Just as the discrete frames of a movie create moving pictures, the samples of a digital audio recording create time-varying music; there is little conceptual difference between the visual and aural systems. In a digital audio system, we must smooth out the bumps in the incoming signal; specifically, it is low-pass filtered at 20 kHz.

When this above-audibility filtering is accomplished, we can successfully sample the signal such that there is no loss of information between the sampled signal at the output and the smoothed signal at the input. It is not an approximation; it is exact. When the input is smoothed, we can compute all the intervening values without error and thus re-create the original waveform smoothed at the outer limit of audibility. And fortunately, the sampling rate required to achieve this is well within our technology. The Nyquist sampling theorem shows that we must sample at a rate twice the highest throughput frequency to achieve loss less reproduction. Thus, for an input signal extending from 0 Hz to 20 kHz, we must sample at twice the highest frequency, or 40 kHz. And that is essentially what manufacturers have adopted, with a guard-band to make life easier on their hardware engineers; they need a little leeway because the analog filters used cannot cut off as suddenly as the sampling theorem would like. Thus, a few thousand hertz are allowed for the filter to sufficiently attenuate the signal. An alternative approach to these so-called brick-wall filters is the oversampling technique, in which the sampling rate is effectively extended to permit less drastic filtering. Regardless of the hardware design, the Nyquist theorem must be observed, and sampling must occur at least at twice the highest signal frequency. Compact Disc players, for example, sample at 44.1 kHz. Thus, 44,100 times a second, a CD player outputs a value. With stereo, that's 88,200 times per second. And over the course of an hour, that's about 3.2 million samples. For a Compact Disc costing $15, this means you're paying about 0.00050 per sample-almost free. At any rate, the point is clear: A smoothed signal may be sampled, stored in discrete values, de-sampled, and reproduced without any loss.

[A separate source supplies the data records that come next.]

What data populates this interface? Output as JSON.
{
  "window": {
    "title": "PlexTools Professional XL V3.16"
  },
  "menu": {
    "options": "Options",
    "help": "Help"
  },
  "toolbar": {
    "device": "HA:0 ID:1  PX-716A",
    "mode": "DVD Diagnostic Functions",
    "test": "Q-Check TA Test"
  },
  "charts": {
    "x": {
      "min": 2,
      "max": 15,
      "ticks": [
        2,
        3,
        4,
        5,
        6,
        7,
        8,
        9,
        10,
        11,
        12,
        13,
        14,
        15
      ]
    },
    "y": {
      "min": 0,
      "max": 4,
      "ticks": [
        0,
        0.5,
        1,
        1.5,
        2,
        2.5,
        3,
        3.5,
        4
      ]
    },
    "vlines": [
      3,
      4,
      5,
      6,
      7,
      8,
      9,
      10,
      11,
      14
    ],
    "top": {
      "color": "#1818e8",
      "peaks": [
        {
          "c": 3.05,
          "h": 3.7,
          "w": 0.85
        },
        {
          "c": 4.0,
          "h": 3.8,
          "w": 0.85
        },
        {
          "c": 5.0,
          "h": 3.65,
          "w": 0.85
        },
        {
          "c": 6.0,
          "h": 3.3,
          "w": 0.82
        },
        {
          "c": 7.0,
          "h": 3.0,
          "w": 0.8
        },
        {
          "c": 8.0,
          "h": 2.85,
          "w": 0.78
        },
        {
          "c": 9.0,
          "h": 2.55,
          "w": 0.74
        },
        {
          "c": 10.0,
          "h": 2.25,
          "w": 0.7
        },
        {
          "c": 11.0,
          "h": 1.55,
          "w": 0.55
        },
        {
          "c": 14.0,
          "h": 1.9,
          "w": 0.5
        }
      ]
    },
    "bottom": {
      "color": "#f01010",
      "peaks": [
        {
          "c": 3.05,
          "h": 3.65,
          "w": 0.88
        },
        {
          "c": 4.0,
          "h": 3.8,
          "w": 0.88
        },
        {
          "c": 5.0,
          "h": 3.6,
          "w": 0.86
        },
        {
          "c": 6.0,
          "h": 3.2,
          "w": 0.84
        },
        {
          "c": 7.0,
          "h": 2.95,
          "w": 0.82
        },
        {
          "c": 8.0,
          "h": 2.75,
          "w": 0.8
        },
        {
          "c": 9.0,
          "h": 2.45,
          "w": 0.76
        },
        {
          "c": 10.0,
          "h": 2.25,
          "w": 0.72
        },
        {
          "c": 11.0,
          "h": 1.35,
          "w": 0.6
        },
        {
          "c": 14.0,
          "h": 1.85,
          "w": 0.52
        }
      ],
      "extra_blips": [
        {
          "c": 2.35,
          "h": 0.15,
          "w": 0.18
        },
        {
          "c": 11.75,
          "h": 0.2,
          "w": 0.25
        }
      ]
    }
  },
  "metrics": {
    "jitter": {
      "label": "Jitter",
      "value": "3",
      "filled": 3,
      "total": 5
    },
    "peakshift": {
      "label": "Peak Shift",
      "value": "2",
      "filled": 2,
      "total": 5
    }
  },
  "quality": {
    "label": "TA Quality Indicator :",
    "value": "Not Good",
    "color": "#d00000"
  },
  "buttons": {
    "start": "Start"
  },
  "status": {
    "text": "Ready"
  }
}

Of course, this discussion doesn't close the book on sampling. Later, we will discuss exactly why we have to have a low-pass filter at the input of a digital music system (and at the output, too), what happens if we don't, and why some digital systems choose sampling methods which require rates in the megahertz range. And time sampling is only half the battle; a digital system must also be able to determine the actual numerical values it will use at sample time to represent the original waveform's amplitude; we'll byte into that question next month.

Oh, I almost forgot! I mentioned that time seems to be continuous. However, some physicists have recently suggested that, like energy and matter, time also might come in discrete packets. Just as this magazine consists of a finite number of atoms, ;he time it takes you to read the magazine might consist of a finite number of time particles called "Nows." Specifically, the indivisible period of time might be 1 x 10^-42 seconds (that's a 1 preceded by 41 zeros and a decimal point). The theory is that no time interval can be shorter than this, because the energy required to make the division would be so great that a black hole would be created and the event would be swallowed up. If any of you out there are experimenting in your basements with very fast sampling rates, please be careful.